Julia spent the last chapter of her colorful life at Casa Dorinda in Montecito until her death in 2004 at age 91.
A pioneer of TV culinary shows, her program The French Chef debuted in 1963.
Superyacht construction is at an all-time high.
This year saw a 25% increase in mega yacht orders with a record 1,200 boats commissioned, smashing the prior record of 1,000 commissions in 2009, according to the latest edition of Global Order Book.
Orders of smaller boats — 78 feet to 98 feet — have driven the surge with more than 400 commissions, a rise of 30.5% year on year.
Commissions for superyachts — described as leisure boats with an average length of 98 feet to 148 feet — were also up by 28% and 10.5% for boats over 328 feet.
Italy topped the table with 523 orders.
Don’t Be Silly
Former Montecito funnyman John Cleese, 82, whose “Ministry of Silly Walks” sketch in Monty Python in 1969 is the stuff of comic legend, says it would be impossible for him now.
Speaking on BBC Radio’s “Private Passions,” John, who now has two artificial hips, an artificial knee, and a badly infected left big toe, says a reprise is out of the question.
On a personal note, I mark the move to more heavenly pastures of Charlotte Mailliard, the long reigning chief of San Francisco protocol and unofficial aide to 10 mayors, who has died aged 88 at her Stanford University home.
I first met Charlotte, a Texan, when he was deputy chief of protocol under Cyril Magnin, whose family founded the Joseph Magnin department store chain, when she married real estate developer Melvin Swig, owner of Nob Hill’s Fairmont Hotel, where I used to bunk when I was regular on the ABC affiliate, KGO’s new a.m. show Good Morning Bay Area, flying out from my Manhattan home every ten days.
In February, Charlotte lost her third husband, former U.S. Secretary of State George Shultz, who died at the age of 100.

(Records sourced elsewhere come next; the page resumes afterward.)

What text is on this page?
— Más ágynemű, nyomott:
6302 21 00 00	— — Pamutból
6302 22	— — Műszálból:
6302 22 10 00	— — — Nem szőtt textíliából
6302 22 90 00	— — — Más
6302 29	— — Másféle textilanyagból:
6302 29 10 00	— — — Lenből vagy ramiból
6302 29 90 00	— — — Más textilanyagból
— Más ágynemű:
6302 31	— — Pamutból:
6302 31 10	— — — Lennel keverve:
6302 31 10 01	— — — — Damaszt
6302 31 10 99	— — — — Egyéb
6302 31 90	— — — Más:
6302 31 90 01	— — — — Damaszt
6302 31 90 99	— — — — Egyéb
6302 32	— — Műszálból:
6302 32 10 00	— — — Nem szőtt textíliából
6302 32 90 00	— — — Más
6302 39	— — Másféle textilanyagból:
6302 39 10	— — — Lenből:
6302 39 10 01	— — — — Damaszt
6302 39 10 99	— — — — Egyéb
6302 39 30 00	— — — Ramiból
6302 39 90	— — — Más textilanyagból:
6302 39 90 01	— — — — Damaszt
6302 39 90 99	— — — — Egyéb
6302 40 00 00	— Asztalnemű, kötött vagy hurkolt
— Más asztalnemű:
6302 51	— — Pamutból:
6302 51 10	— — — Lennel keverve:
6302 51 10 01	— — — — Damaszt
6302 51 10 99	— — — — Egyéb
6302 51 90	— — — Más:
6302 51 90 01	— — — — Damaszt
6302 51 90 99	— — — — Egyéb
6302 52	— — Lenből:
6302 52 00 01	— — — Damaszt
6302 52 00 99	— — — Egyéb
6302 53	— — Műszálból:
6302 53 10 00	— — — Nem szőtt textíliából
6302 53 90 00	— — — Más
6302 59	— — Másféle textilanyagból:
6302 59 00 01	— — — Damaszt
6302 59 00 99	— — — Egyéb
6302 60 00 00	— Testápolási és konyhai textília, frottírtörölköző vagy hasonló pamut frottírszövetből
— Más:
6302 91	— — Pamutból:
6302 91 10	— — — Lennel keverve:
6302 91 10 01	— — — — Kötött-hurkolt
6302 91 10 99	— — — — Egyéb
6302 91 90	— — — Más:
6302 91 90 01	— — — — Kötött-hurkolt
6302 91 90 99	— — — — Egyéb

One of my abiding memories is the time she threw a charity fundraising lunch in the park in Union Square in front of the Westin St. Francis hotel. The vagrants hanging out did not take kindly to the city’s swells invading their locale and started throwing old soda cans and anything else they could get their hands on.
The likes of legendary Chronicle columnist Herb Caen and I had to flee the scene to avoid injury.
Charlotte was a gracious and delightful lady who did innumerable things for Baghdad by the Bay, her adopted home.
Beach Boy Bruce Johnston at the Montecito Country Mart… New York Yankees slugger Giancarlo Stanton at the Rosewood Miramar… Winemaker Fred Brander getting his Java jolt at the Pierre Lafond.
Pip! Pip! Be safe, wear a mask when needed, and get vaccinated.